Jessica Stringer 1 , Nadeen Zerafa 1 , Karla Hutt 1
  1. Department of Anatomy and Developmental Biology, Monash University, Clayton, Victoria, Australia

As oocytes are among the most long-lived cells in the body, it is essential that genomic integrity is maintained throughout reproductive life to ensure fertility and offspring health. Apoptotic elimination of DNA damaged oocytes is presumed essential to ensure that only high quality oocytes remain in the ovary and to prevent transmission of genetic defects to subsequent generations. However, primordial follicles from apoptosis-deficient mice (TAp63-/-) survive irradiation-induced DNA damage, and females can produce live offspring. Furthermore, we identified both RAD51 and DNA-PKcs foci, key repair factors in the homologous repair and non-homologous end joining repair pathways respectively, in primordial follicle oocytes within 3 hours of irradiation.
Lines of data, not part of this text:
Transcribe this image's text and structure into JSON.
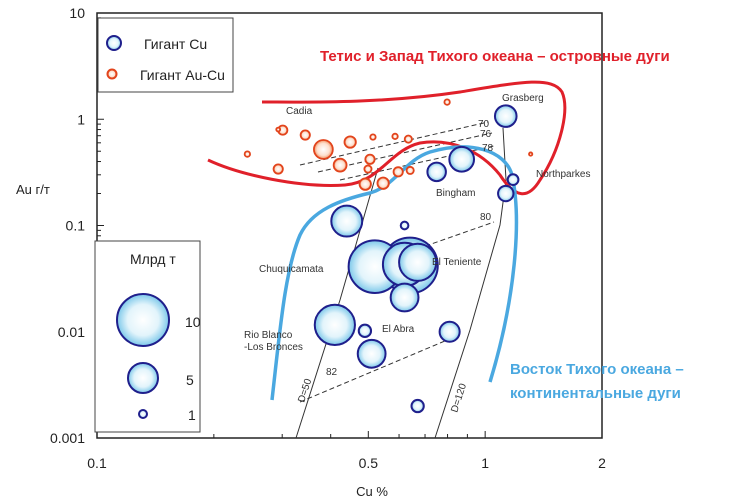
{
  "chart_data": {
    "type": "scatter",
    "title": "",
    "xlabel": "Cu %",
    "ylabel": "Au г/т",
    "xscale": "log",
    "yscale": "log",
    "xlim": [
      0.1,
      2
    ],
    "ylim": [
      0.001,
      10
    ],
    "xticks": [
      "0.1",
      "0.5",
      "1",
      "2"
    ],
    "xtick_values": [
      0.1,
      0.5,
      1,
      2
    ],
    "yticks": [
      "10",
      "1",
      "0.1",
      "0.01",
      "0.001"
    ],
    "ytick_values": [
      10,
      1,
      0.1,
      0.01,
      0.001
    ],
    "grid": false,
    "legend": {
      "placement": "top-left",
      "entries": [
        "Гигант Cu",
        "Гигант Au-Cu"
      ]
    },
    "size_legend": {
      "placement": "bottom-left",
      "title": "Млрд т",
      "labels": [
        "10",
        "5",
        "1"
      ],
      "values": [
        10,
        5,
        1
      ]
    },
    "series": [
      {
        "name": "Гигант Cu",
        "color": "#1f1f8c",
        "points": [
          {
            "x": 1.13,
            "y": 1.07,
            "size": 6
          },
          {
            "x": 0.87,
            "y": 0.42,
            "size": 7
          },
          {
            "x": 0.75,
            "y": 0.32,
            "size": 5
          },
          {
            "x": 1.18,
            "y": 0.27,
            "size": 2.5
          },
          {
            "x": 1.13,
            "y": 0.2,
            "size": 4
          },
          {
            "x": 0.44,
            "y": 0.11,
            "size": 9
          },
          {
            "x": 0.62,
            "y": 0.1,
            "size": 1.5
          },
          {
            "x": 0.64,
            "y": 0.042,
            "size": 17
          },
          {
            "x": 0.52,
            "y": 0.041,
            "size": 16
          },
          {
            "x": 0.62,
            "y": 0.043,
            "size": 13
          },
          {
            "x": 0.67,
            "y": 0.045,
            "size": 11
          },
          {
            "x": 0.62,
            "y": 0.021,
            "size": 8
          },
          {
            "x": 0.41,
            "y": 0.0116,
            "size": 12
          },
          {
            "x": 0.49,
            "y": 0.0102,
            "size": 3
          },
          {
            "x": 0.51,
            "y": 0.0062,
            "size": 8
          },
          {
            "x": 0.81,
            "y": 0.01,
            "size": 5.5
          },
          {
            "x": 0.67,
            "y": 0.002,
            "size": 3
          }
        ]
      },
      {
        "name": "Гигант Au-Cu",
        "color": "#e2441c",
        "points": [
          {
            "x": 0.244,
            "y": 0.47,
            "size": 1
          },
          {
            "x": 0.293,
            "y": 0.8,
            "size": 0.5
          },
          {
            "x": 0.301,
            "y": 0.79,
            "size": 2.3
          },
          {
            "x": 0.344,
            "y": 0.71,
            "size": 2.3
          },
          {
            "x": 0.383,
            "y": 0.52,
            "size": 5.5
          },
          {
            "x": 0.449,
            "y": 0.61,
            "size": 3
          },
          {
            "x": 0.514,
            "y": 0.68,
            "size": 1
          },
          {
            "x": 0.586,
            "y": 0.69,
            "size": 1
          },
          {
            "x": 0.634,
            "y": 0.65,
            "size": 1.6
          },
          {
            "x": 0.798,
            "y": 1.45,
            "size": 1
          },
          {
            "x": 0.293,
            "y": 0.34,
            "size": 2.3
          },
          {
            "x": 0.423,
            "y": 0.37,
            "size": 3.5
          },
          {
            "x": 0.505,
            "y": 0.42,
            "size": 2.3
          },
          {
            "x": 0.499,
            "y": 0.34,
            "size": 1.6
          },
          {
            "x": 0.491,
            "y": 0.245,
            "size": 3
          },
          {
            "x": 0.546,
            "y": 0.25,
            "size": 3
          },
          {
            "x": 0.597,
            "y": 0.32,
            "size": 2.3
          },
          {
            "x": 0.641,
            "y": 0.33,
            "size": 1.6
          },
          {
            "x": 1.31,
            "y": 0.47,
            "size": 0.3
          }
        ]
      }
    ],
    "deposit_labels": [
      "Cadia",
      "Grasberg",
      "Northparkes",
      "Bingham",
      "Chuquicamata",
      "El Teniente",
      "Rio Blanco",
      "-Los Bronces",
      "El Abra"
    ],
    "contour_labels": [
      "70",
      "76",
      "78",
      "80",
      "82",
      "D=50",
      "D=120"
    ],
    "annotations": {
      "red_region": "Тетис и Запад Тихого океана – островные дуги",
      "blue_region_line1": "Восток Тихого океана –",
      "blue_region_line2": "континентальные дуги"
    },
    "colors": {
      "red_region": "#e0202a",
      "blue_region": "#4aa8e0"
    }
  }
}
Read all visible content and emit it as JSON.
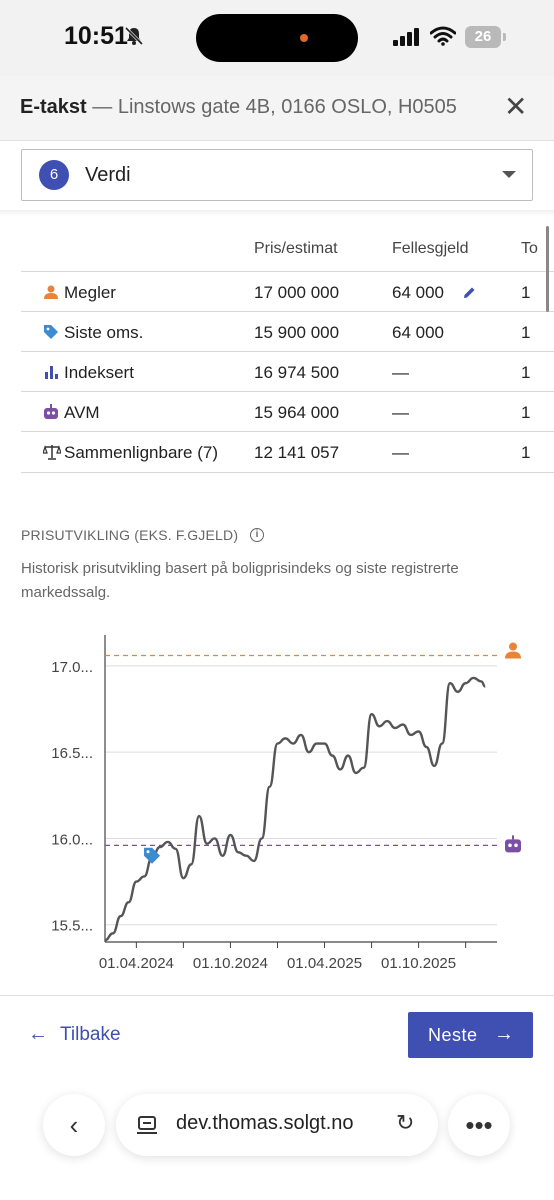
{
  "status_bar": {
    "time": "10:51",
    "battery": "26"
  },
  "header": {
    "title": "E-takst",
    "subtitle": "— Linstows gate 4B, 0166 OSLO, H0505",
    "close_icon": "close-icon"
  },
  "step": {
    "number": "6",
    "label": "Verdi"
  },
  "table": {
    "columns": [
      "Pris/estimat",
      "Fellesgjeld",
      "To"
    ],
    "rows": [
      {
        "icon": "person-icon",
        "label": "Megler",
        "price": "17 000 000",
        "fellesgjeld": "64 000",
        "total": "1"
      },
      {
        "icon": "tag-icon",
        "label": "Siste oms.",
        "price": "15 900 000",
        "fellesgjeld": "64 000",
        "total": "1"
      },
      {
        "icon": "bar-chart-icon",
        "label": "Indeksert",
        "price": "16 974 500",
        "fellesgjeld": "—",
        "total": "1"
      },
      {
        "icon": "robot-icon",
        "label": "AVM",
        "price": "15 964 000",
        "fellesgjeld": "—",
        "total": "1"
      },
      {
        "icon": "scale-icon",
        "label": "Sammenlignbare (7)",
        "price": "12 141 057",
        "fellesgjeld": "—",
        "total": "1"
      }
    ]
  },
  "section": {
    "title": "PRISUTVIKLING (EKS. F.GJELD)",
    "description": "Historisk prisutvikling basert på boligprisindeks og siste registrerte markedssalg."
  },
  "chart_data": {
    "type": "line",
    "title": "",
    "xlabel": "",
    "ylabel": "",
    "y_ticks": [
      "17.0...",
      "16.5...",
      "16.0...",
      "15.5..."
    ],
    "y_tick_values": [
      17.0,
      16.5,
      16.0,
      15.5
    ],
    "x_ticks": [
      "01.04.2024",
      "01.10.2024",
      "01.04.2025",
      "01.10.2025"
    ],
    "x_tick_values": [
      0.08,
      0.32,
      0.56,
      0.8
    ],
    "ylim": [
      15.4,
      17.15
    ],
    "xlim": [
      0,
      1
    ],
    "grid": true,
    "reference_lines": [
      {
        "name": "Megler",
        "value": 17.06,
        "color": "#e8833a",
        "icon": "person-icon"
      },
      {
        "name": "AVM",
        "value": 15.96,
        "color": "#7b4fa6",
        "icon": "robot-icon"
      }
    ],
    "marker": {
      "name": "Siste oms.",
      "x": 0.12,
      "y": 15.9,
      "icon": "tag-icon",
      "color": "#3b8bd0"
    },
    "series": [
      {
        "color": "#555555",
        "points": [
          [
            0.0,
            15.41
          ],
          [
            0.02,
            15.45
          ],
          [
            0.04,
            15.55
          ],
          [
            0.06,
            15.63
          ],
          [
            0.08,
            15.75
          ],
          [
            0.1,
            15.78
          ],
          [
            0.12,
            15.89
          ],
          [
            0.14,
            15.95
          ],
          [
            0.16,
            15.98
          ],
          [
            0.18,
            15.94
          ],
          [
            0.2,
            15.77
          ],
          [
            0.22,
            15.85
          ],
          [
            0.24,
            16.13
          ],
          [
            0.26,
            15.97
          ],
          [
            0.28,
            16.0
          ],
          [
            0.3,
            15.9
          ],
          [
            0.32,
            16.02
          ],
          [
            0.34,
            15.92
          ],
          [
            0.36,
            15.9
          ],
          [
            0.38,
            15.87
          ],
          [
            0.4,
            16.0
          ],
          [
            0.42,
            16.3
          ],
          [
            0.44,
            16.55
          ],
          [
            0.46,
            16.58
          ],
          [
            0.48,
            16.55
          ],
          [
            0.5,
            16.6
          ],
          [
            0.52,
            16.5
          ],
          [
            0.54,
            16.55
          ],
          [
            0.56,
            16.55
          ],
          [
            0.58,
            16.48
          ],
          [
            0.6,
            16.4
          ],
          [
            0.62,
            16.48
          ],
          [
            0.64,
            16.38
          ],
          [
            0.66,
            16.41
          ],
          [
            0.68,
            16.72
          ],
          [
            0.7,
            16.65
          ],
          [
            0.72,
            16.68
          ],
          [
            0.74,
            16.64
          ],
          [
            0.76,
            16.66
          ],
          [
            0.78,
            16.6
          ],
          [
            0.8,
            16.62
          ],
          [
            0.82,
            16.53
          ],
          [
            0.84,
            16.42
          ],
          [
            0.86,
            16.55
          ],
          [
            0.88,
            16.9
          ],
          [
            0.9,
            16.85
          ],
          [
            0.92,
            16.9
          ],
          [
            0.94,
            16.93
          ],
          [
            0.96,
            16.91
          ],
          [
            0.97,
            16.88
          ]
        ]
      }
    ]
  },
  "footer": {
    "back_label": "Tilbake",
    "next_label": "Neste"
  },
  "browser": {
    "url": "dev.thomas.solgt.no"
  },
  "colors": {
    "accent": "#3f4fb2",
    "megler": "#e8833a",
    "tag": "#3b8bd0",
    "avm": "#7b4fa6"
  }
}
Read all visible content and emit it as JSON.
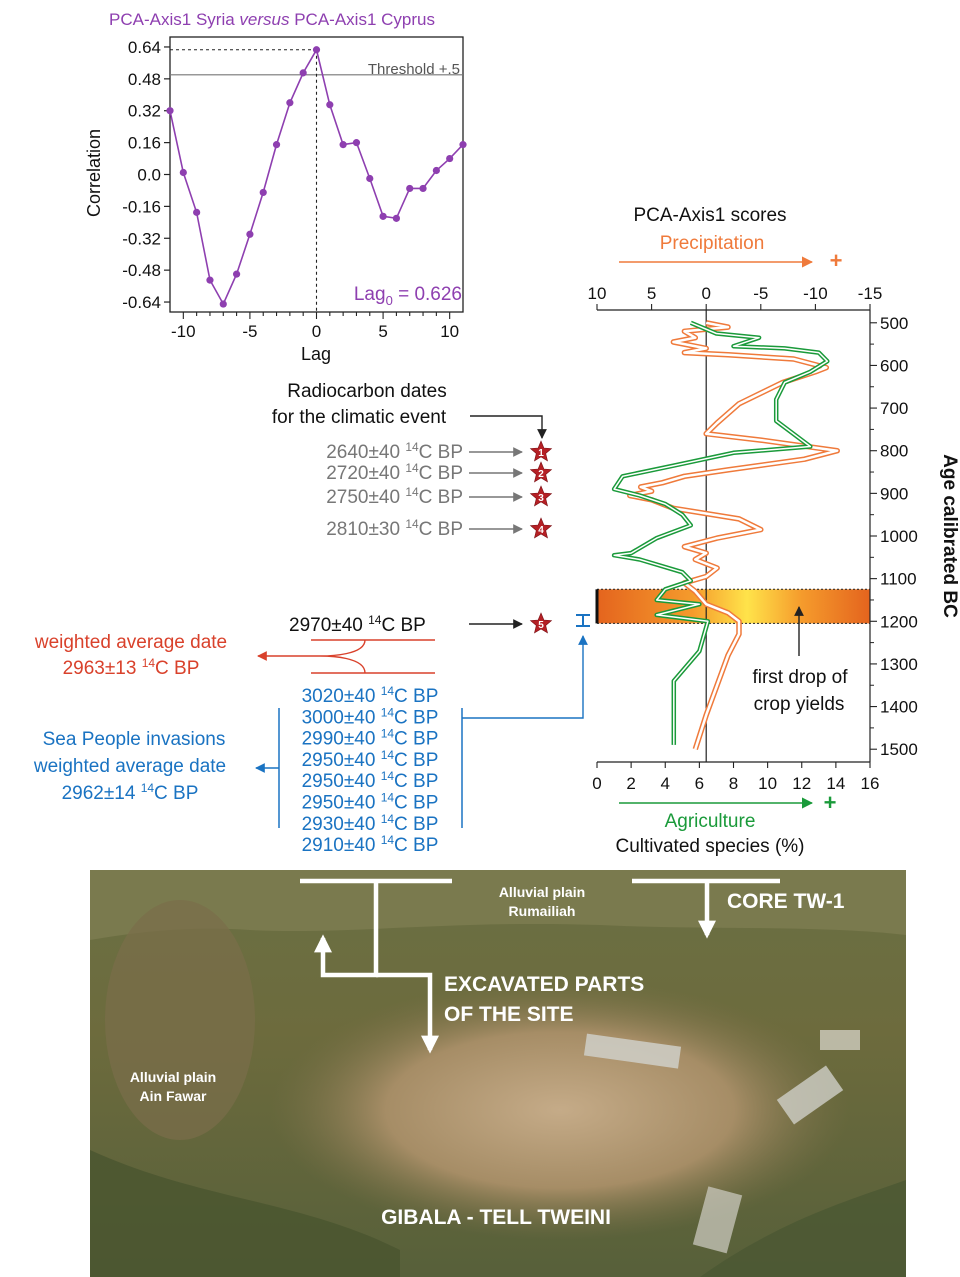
{
  "colors": {
    "purple": "#8e3fb0",
    "orange": "#ef7a3b",
    "green": "#1a9a3a",
    "red": "#d9412b",
    "blue": "#1a73c2",
    "gray": "#777777",
    "star": "#b52025"
  },
  "chart_data": [
    {
      "type": "line",
      "title": "PCA-Axis1 Syria versus PCA-Axis1 Cyprus",
      "title_parts": [
        "PCA-Axis1 Syria ",
        "versus",
        " PCA-Axis1 Cyprus"
      ],
      "xlabel": "Lag",
      "ylabel": "Correlation",
      "xlim": [
        -11,
        11
      ],
      "ylim": [
        -0.69,
        0.69
      ],
      "xticks": [
        "-10",
        "-5",
        "0",
        "5",
        "10"
      ],
      "yticks": [
        "0.64",
        "0.48",
        "0.32",
        "0.16",
        "0.0",
        "-0.16",
        "-0.32",
        "-0.48",
        "-0.64"
      ],
      "threshold": {
        "value": 0.5,
        "label": "Threshold +.5"
      },
      "annotation_main": "Lag",
      "annotation_sub": "0",
      "annotation_value": " = 0.626",
      "series": [
        {
          "x": [
            -11,
            -10,
            -9,
            -8,
            -7,
            -6,
            -5,
            -4,
            -3,
            -2,
            -1,
            0,
            1,
            2,
            3,
            4,
            5,
            6,
            7,
            8,
            9,
            10,
            11
          ],
          "y": [
            0.32,
            0.01,
            -0.19,
            -0.53,
            -0.65,
            -0.5,
            -0.3,
            -0.09,
            0.15,
            0.36,
            0.51,
            0.626,
            0.35,
            0.15,
            0.16,
            -0.02,
            -0.21,
            -0.22,
            -0.07,
            -0.07,
            0.02,
            0.08,
            0.15
          ]
        }
      ]
    },
    {
      "type": "line",
      "title": "PCA-Axis1 scores",
      "top_axis_label": "Precipitation",
      "top_ticks": [
        "10",
        "5",
        "0",
        "-5",
        "-10",
        "-15"
      ],
      "top_xlim": [
        10,
        -15
      ],
      "bottom_axis_label": "Agriculture",
      "bottom_axis_sublabel": "Cultivated species (%)",
      "bottom_ticks": [
        "0",
        "2",
        "4",
        "6",
        "8",
        "10",
        "12",
        "14",
        "16"
      ],
      "bottom_xlim": [
        0,
        16
      ],
      "ylabel": "Age calibrated BC",
      "ylim": [
        470,
        1530
      ],
      "yticks": [
        "500",
        "600",
        "700",
        "800",
        "900",
        "1000",
        "1100",
        "1200",
        "1300",
        "1400",
        "1500"
      ],
      "plus_sign": "+",
      "band": {
        "from": 1125,
        "to": 1205
      },
      "band_annotation": [
        "first drop of",
        "crop yields"
      ],
      "series": [
        {
          "name": "Precipitation",
          "axis": "top",
          "x": [
            0,
            -2,
            2,
            1,
            3,
            0,
            2,
            -2,
            -8,
            -11,
            -10,
            -7,
            -3,
            -1,
            0,
            -5,
            -12,
            -9,
            -2,
            2,
            4,
            6,
            5,
            7,
            5,
            3,
            -3,
            -5,
            -1,
            2,
            0,
            1,
            -1,
            0,
            2,
            1,
            0,
            -2,
            -3,
            -3,
            -2,
            -1,
            0,
            1
          ],
          "y": [
            500,
            510,
            520,
            535,
            545,
            560,
            570,
            575,
            585,
            605,
            615,
            640,
            690,
            735,
            760,
            775,
            800,
            820,
            845,
            860,
            875,
            885,
            895,
            905,
            915,
            935,
            960,
            985,
            1005,
            1025,
            1040,
            1055,
            1075,
            1095,
            1110,
            1130,
            1160,
            1180,
            1200,
            1230,
            1280,
            1350,
            1420,
            1500
          ]
        },
        {
          "name": "Agriculture",
          "axis": "bottom",
          "x": [
            5.5,
            7,
            9.5,
            8,
            11,
            13,
            13.5,
            12.5,
            11,
            10.5,
            10.5,
            12.5,
            8,
            4.5,
            1.5,
            1,
            2.5,
            4,
            5,
            5.5,
            3.5,
            2,
            1,
            2.5,
            5,
            5.5,
            4,
            3.5,
            6,
            4.5,
            3.5,
            6.5,
            6,
            4.5,
            4.5
          ],
          "y": [
            500,
            525,
            535,
            555,
            560,
            570,
            590,
            615,
            640,
            680,
            730,
            790,
            805,
            835,
            860,
            890,
            905,
            925,
            950,
            975,
            1005,
            1040,
            1045,
            1055,
            1085,
            1105,
            1125,
            1150,
            1160,
            1175,
            1185,
            1200,
            1270,
            1340,
            1490
          ]
        }
      ]
    }
  ],
  "radiocarbon": {
    "header_line1": "Radiocarbon dates",
    "header_line2": "for the climatic event",
    "star_dates": [
      {
        "pre": "2640±40 ",
        "sup": "14",
        "post": "C BP",
        "star": "1"
      },
      {
        "pre": "2720±40 ",
        "sup": "14",
        "post": "C BP",
        "star": "2"
      },
      {
        "pre": "2750±40 ",
        "sup": "14",
        "post": "C BP",
        "star": "3"
      },
      {
        "pre": "2810±30 ",
        "sup": "14",
        "post": "C BP",
        "star": "4"
      }
    ],
    "event_date": {
      "pre": "2970±40 ",
      "sup": "14",
      "post": "C BP",
      "star": "5"
    },
    "weighted_red_line1": "weighted average date",
    "weighted_red_line2_pre": "2963±13 ",
    "weighted_red_line2_sup": "14",
    "weighted_red_line2_post": "C BP",
    "blue_dates": [
      {
        "pre": "3020±40 ",
        "sup": "14",
        "post": "C BP"
      },
      {
        "pre": "3000±40 ",
        "sup": "14",
        "post": "C BP"
      },
      {
        "pre": "2990±40 ",
        "sup": "14",
        "post": "C BP"
      },
      {
        "pre": "2950±40 ",
        "sup": "14",
        "post": "C BP"
      },
      {
        "pre": "2950±40 ",
        "sup": "14",
        "post": "C BP"
      },
      {
        "pre": "2950±40 ",
        "sup": "14",
        "post": "C BP"
      },
      {
        "pre": "2930±40 ",
        "sup": "14",
        "post": "C BP"
      },
      {
        "pre": "2910±40 ",
        "sup": "14",
        "post": "C BP"
      }
    ],
    "sea_people_line1": "Sea People invasions",
    "sea_people_line2": "weighted average date",
    "sea_people_line3_pre": "2962±14 ",
    "sea_people_line3_sup": "14",
    "sea_people_line3_post": "C BP"
  },
  "photo": {
    "alluvial_rumailiah_1": "Alluvial plain",
    "alluvial_rumailiah_2": "Rumailiah",
    "core": "CORE TW-1",
    "excavated_1": "EXCAVATED PARTS",
    "excavated_2": "OF THE SITE",
    "alluvial_ain_1": "Alluvial plain",
    "alluvial_ain_2": "Ain Fawar",
    "site": "GIBALA - TELL TWEINI"
  }
}
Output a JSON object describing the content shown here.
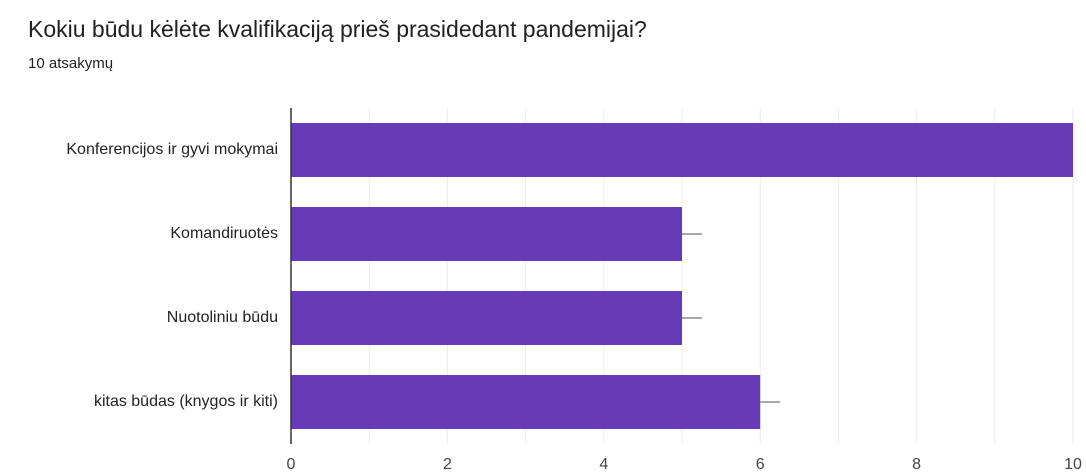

These observations suggest that despite their propensity for apoptosis, primordial oocytes have the capacity to undertake highly efficient DNA repair. Interestingly, super-ovulated irradiated TAp63-/- females produced significantly less mature oocytes compared to controls (Control 27.2±2.76 vs 0.45Gy 3.88±1.99, p<0.0001), while natural matings resulted in normal preimplantation embryo numbers (Control 6.4±1.97 vs 0.45Gy 5.67±1.33, p=0.8) and litter sizes (Control 4.833±0.75 vs 0.45Gy 5±0.63, p=0.9), without any reduction in number of litters over 6 months (Control 5±0.73 vs 0.45Gy 6±0.73, p=0.4). This indicates that DNA repair within damaged oocytes was sufficient to support embryonic development and sustain fertility. Interestingly, despite no difference in prepubertal weight, postpubertal male offspring from irradiated females were significantly lighter than controls, without any significant difference in body composition analysed by DEXA. In-depth histopathology health assessments of offspring from irradiated TAp63-/- mothers confirmed that all offspring were healthy, with no pathology to explain the difference in male weight. Whole-genome sequencing studies are underway in order to investigate offspring genetic integrity. This is the first study to examine DNA repair in primordial follicle oocytes in detail and represents important progress in our understanding of oocyte quality control and preservation of female fertility.